Through the use of tools ranging from molecular biology methods to small and large animal models, the team spans a fully integrated spectrum encompassing basic, preclinical and translational research. The objective is thus to contribute to the burgeoning field of regenerative medicine where involved disciplines (cell biology, tissue engineering, immunology, regulation) are often partitioned by a cross-fertilization of the expertises located on the same site and allowing to both improve basic knowledge and clinical applications.
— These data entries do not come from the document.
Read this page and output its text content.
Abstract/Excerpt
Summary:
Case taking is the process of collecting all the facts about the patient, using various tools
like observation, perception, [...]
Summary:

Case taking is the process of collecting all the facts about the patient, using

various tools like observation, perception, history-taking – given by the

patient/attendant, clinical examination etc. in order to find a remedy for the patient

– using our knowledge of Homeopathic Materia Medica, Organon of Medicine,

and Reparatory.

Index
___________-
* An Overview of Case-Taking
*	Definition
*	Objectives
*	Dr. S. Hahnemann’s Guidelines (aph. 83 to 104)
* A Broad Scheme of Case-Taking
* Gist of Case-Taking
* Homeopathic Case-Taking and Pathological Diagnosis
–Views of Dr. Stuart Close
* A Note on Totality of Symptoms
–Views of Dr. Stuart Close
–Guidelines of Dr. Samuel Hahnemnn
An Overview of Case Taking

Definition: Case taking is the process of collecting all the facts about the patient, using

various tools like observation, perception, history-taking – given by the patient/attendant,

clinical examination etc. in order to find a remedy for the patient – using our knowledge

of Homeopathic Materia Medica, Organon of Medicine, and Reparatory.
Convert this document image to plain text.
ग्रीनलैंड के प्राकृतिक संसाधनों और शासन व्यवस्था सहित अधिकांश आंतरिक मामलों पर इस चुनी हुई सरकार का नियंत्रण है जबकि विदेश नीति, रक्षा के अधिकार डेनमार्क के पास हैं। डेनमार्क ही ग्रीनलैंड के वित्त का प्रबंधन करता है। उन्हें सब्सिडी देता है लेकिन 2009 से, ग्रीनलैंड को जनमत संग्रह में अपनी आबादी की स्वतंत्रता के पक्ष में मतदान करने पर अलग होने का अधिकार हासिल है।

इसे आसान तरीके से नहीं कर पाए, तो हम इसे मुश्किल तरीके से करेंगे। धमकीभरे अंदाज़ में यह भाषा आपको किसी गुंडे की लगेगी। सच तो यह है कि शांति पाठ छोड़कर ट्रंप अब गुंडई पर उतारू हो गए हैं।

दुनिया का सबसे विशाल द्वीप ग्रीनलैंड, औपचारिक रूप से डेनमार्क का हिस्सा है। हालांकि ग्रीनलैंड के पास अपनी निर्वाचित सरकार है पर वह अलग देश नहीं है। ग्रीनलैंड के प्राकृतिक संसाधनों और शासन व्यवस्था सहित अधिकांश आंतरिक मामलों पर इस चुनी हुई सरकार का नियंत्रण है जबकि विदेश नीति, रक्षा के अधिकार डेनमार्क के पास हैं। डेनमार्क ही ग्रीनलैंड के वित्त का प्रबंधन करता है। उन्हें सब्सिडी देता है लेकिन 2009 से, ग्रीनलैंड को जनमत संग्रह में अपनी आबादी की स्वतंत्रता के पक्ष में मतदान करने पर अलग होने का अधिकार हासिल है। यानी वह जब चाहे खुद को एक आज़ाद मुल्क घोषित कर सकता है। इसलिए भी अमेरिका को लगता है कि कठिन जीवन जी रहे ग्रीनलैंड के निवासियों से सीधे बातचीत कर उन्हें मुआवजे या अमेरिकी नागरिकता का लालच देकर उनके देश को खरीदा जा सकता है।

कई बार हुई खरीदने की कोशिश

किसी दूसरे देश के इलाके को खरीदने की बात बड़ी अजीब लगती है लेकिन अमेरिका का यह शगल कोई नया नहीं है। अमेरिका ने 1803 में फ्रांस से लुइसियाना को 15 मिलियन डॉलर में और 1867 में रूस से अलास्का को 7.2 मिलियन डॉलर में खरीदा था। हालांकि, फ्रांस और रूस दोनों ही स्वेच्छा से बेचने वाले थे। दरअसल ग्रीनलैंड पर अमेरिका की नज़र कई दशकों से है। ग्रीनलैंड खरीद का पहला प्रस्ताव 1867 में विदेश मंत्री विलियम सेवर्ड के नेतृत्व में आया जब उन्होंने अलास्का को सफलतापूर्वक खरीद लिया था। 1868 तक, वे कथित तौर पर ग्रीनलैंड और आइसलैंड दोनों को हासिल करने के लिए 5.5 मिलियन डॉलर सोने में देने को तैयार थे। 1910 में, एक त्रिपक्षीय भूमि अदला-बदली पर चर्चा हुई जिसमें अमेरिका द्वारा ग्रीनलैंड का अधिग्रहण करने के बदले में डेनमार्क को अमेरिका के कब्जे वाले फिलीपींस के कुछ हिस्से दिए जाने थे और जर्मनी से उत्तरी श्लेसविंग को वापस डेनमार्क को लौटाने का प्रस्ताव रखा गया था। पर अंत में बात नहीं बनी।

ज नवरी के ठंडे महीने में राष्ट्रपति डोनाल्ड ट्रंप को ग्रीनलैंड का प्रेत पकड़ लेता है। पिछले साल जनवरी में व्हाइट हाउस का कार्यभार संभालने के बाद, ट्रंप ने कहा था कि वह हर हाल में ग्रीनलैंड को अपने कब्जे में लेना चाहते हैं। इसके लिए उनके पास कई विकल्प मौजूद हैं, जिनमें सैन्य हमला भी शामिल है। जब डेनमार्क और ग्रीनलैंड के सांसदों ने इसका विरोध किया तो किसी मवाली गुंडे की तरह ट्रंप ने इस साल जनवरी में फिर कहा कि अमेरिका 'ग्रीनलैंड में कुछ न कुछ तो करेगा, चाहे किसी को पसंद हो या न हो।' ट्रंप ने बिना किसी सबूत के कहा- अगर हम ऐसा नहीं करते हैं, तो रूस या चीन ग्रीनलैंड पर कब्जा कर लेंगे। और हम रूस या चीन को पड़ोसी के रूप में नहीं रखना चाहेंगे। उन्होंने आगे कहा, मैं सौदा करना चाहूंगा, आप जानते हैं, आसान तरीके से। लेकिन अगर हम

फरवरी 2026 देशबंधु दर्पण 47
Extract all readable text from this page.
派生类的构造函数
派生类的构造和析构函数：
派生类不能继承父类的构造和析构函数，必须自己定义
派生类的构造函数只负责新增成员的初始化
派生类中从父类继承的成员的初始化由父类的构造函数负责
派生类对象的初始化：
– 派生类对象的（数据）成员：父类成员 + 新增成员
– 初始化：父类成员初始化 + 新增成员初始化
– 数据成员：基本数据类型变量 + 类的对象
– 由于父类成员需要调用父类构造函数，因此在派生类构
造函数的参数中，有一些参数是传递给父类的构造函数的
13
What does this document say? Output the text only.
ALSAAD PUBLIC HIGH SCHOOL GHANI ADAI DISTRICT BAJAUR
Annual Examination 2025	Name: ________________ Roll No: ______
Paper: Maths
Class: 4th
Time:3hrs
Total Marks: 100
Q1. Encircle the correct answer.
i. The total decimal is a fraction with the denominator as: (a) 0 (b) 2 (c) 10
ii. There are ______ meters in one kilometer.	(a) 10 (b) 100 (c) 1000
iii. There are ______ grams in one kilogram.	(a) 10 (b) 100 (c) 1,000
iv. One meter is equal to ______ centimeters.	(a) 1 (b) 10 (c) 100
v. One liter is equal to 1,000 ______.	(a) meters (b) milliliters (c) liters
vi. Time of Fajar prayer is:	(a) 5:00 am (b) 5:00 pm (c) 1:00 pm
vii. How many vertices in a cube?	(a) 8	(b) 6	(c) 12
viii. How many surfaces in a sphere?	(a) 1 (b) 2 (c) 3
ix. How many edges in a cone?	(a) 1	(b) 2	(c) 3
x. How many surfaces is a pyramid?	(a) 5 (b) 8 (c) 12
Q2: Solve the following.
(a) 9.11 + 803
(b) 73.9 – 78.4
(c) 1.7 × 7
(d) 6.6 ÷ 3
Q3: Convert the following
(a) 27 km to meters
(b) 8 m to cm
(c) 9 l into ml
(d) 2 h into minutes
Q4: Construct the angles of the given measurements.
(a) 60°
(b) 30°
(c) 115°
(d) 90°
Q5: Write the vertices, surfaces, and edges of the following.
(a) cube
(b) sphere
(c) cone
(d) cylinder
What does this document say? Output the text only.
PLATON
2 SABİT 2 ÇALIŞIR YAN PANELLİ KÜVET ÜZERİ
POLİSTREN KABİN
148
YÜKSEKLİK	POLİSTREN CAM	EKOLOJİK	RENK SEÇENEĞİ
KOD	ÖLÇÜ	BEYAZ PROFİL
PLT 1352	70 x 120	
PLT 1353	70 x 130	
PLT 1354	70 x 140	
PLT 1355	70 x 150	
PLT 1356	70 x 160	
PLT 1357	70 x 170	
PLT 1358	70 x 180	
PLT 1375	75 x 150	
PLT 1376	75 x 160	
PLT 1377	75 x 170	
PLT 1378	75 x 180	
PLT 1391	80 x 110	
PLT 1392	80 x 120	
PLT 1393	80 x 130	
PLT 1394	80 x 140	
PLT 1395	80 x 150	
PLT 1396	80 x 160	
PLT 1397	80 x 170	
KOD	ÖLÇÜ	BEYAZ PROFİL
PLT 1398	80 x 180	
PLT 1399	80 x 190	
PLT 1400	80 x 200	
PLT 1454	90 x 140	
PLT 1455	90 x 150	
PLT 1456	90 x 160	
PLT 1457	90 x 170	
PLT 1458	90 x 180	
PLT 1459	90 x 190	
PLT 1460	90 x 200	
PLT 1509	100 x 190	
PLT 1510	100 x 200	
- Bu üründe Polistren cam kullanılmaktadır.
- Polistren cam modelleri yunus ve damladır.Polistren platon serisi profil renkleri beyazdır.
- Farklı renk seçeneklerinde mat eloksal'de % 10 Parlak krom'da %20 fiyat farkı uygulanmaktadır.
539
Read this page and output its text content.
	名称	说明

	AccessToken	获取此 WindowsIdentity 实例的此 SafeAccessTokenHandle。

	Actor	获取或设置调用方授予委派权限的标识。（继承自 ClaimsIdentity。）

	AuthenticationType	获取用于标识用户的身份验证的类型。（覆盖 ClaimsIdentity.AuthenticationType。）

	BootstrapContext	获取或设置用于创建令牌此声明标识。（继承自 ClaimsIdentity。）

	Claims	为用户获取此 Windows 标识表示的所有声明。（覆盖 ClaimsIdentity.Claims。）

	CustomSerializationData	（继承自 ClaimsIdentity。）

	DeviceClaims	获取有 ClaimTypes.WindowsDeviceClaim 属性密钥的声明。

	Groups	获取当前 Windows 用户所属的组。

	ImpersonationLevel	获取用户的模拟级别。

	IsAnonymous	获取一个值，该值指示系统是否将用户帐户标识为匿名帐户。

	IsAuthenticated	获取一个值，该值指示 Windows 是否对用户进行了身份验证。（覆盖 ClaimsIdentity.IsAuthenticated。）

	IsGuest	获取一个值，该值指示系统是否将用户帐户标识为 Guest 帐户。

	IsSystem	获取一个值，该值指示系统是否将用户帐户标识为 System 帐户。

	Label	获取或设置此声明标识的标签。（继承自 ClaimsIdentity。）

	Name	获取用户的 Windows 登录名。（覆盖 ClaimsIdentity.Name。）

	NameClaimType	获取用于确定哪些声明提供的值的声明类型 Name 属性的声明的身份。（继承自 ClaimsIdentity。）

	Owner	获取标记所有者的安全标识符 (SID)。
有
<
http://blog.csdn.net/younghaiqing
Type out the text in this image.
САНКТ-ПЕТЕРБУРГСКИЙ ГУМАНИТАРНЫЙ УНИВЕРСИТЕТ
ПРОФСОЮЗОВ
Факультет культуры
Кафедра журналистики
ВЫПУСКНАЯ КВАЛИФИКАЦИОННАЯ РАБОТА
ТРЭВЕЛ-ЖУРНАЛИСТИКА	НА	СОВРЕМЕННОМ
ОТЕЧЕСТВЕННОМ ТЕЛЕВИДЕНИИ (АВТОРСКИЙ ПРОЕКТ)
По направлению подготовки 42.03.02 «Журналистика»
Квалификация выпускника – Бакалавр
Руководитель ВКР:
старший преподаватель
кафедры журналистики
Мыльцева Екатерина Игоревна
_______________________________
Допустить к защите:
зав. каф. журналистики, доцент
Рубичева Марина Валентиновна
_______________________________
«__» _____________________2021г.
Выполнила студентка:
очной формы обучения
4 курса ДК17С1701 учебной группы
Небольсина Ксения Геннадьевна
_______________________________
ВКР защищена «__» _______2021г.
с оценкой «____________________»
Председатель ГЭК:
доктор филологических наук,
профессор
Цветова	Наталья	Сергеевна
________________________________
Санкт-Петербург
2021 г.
As such, this research is targeted to scientists, clinicians, students but ultimately to patients who are in need for these novel biologics-based therapeutic approaches, with the premise that implementation of these therapies cannot be truly relevant if it is not built on a robust understanding of the underlying mechanistic events.

Research TOPICS

1- RECENT RESULTS

Our main objectives are to decode the molecular and cellular mechanisms involved in cardiac repair after injury and to develop efficient therapeutic approaches to circumvent cardiac dysfunction occurring in patients with cardiovascular diseases. In particular, we have:

 

  1. Decrypted the importance of the interaction between different cellular components of innate and adaptive immunity and cardiac homeostasis including cardiac regeneration and remodeling (Santos-Zia I et al, Nat Commun, 2021;  Melham NJ et al, Circulation, 2021; Loyer X et al, Circ Res, 2018; Ngkelo A et al, J Exp Med, 2016; Howangyin K et al, Circulation, 2016). Notably, we showed that hepcidin, a master iron sensor, refrains macrophage-induced cardiac repair and regeneration through modulation of IL-4/IL-13 pathways (Zlatanova I et al, Circulation, 2019).
  2. Developed cellular and acellular-based therapeutic approaches for patients with cardiac diseases. After the successful completion of our phase I trial testing cardiac progenitors derived from human embryonic stem cells embedded in a patch (Menasché P et al, Eur Heart J, 2015 & J Am Coll Cardiol, 2018). The recognition of the predominant role of paracrine signaling has led to shift towards an a-cellular therapy based on the exclusive use of the secretome to further streamlining the clinical translatability of this myocardial repair strategy (Lima Correa B et al, Cardiovasc Res, 2021; El Harane N et al, Eur Heart J, 2018; Kervadec A et al & Bellamy V et al, J Heart Lung Transplant, 2015 & 2016).

2- PROJECT

Our future research work is based on our previous studies and our technical and theoretical expertise. The overall strategy of team 06 will be to:

 

  1. Analyze the molecular and cellular mechanisms involved in cardiac repair and regeneration. We will also characterize the perivascular identity of resident tissue macrophages in the heart and identify the environmental cues involved in this niche-dependent functional programming.
  2. Develop a preclinical and translational program targeted at a phase I trial of cardiac progenitor-derived extracellular membrane vesicles in patients with severe heart failure who have exhausted conventional therapeutic options. Through a tight interaction with the Advanced Therapy Medicinal Products platform of AP-HP (hôpital Saint-Louis, Paris), we are implementing a stepwise program ranging from the use of preclinical models of cardiomyopathies and the assessment of their relevant mechanistic features to the purification of clinical-scale volumes of the secretome of cardiovascular progenitor cells (differentiated from induced pluripotent stem cells) under Good Manufacturing Practice conditions. In parallel, we explore different delivery strategies along with their biodistribution patterns in an attempt to conciliate optimization of targeting with user-friendly approaches.